Em 2014, o Laboratório de Genômica Evolutiva e Parasitismo da Universidade Federal do Rio Grande do Sul (UFRGS) começou a receber denúncias da morte de diversas abelhas da espécie Melipona quadrifasciata, mais conhecida como mandaçaia. Meliponicultores, que são aqueles que criam abelhas sem ferrão, relatavam que todos os anos, no final do verão, uma síndrome afetava colônias de mandaçaias no Rio Grande do Sul. A doença, que dura cerca de uma semana, faz com que as abelhas apresentem tremores, comecem a rastejar, percam a capacidade de se mover e de voar e depois morram em frente às caixas onde as colmeias são cultivadas.

Apesar de ser uma síndrome que chega a dizimar colônias inteiras, não existem dados oficiais de quantas abelhas já morreram e nem de quando começou. “É comum que nos meliponários quase todas as caixas sofram da síndrome durante o período que ela acontece. Uma colônia bem saudável pode chegar a uns 400 indivíduos, mas depois da síndrome o número baixa para menos da metade da população.
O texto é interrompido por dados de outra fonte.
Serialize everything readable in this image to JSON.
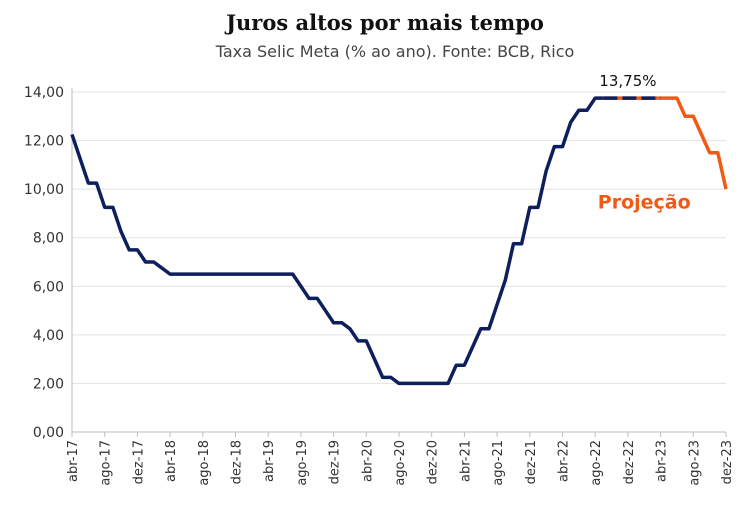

Muitos meliponicultores perdem todas as caixas ou apenas poucas conseguem se recuperar”, conta a bióloga Lílian Caesar, que é aluna do Programa de Pós-Graduação em Genética e Biologia Molecular, onde desenvolve desde 2016 uma pesquisa que busca descobrir as causas e do que se trata a síndrome que acomete as mandaçaias.

Embora o laboratório da UFRGS tenha passado a receber relatos somente a partir de 2014, Lílian conta que alguns meliponicultores gaúchos dizem observar sintomas assim há pelo menos dez anos. “Só que não existe nenhum tipo de registro federal ou estadual que acompanhe a sanidade das abelhas aqui”, pontua. Ainda, relatos semelhantes surgem de outros estados do país, como Minas Gerais e Santa Catarina.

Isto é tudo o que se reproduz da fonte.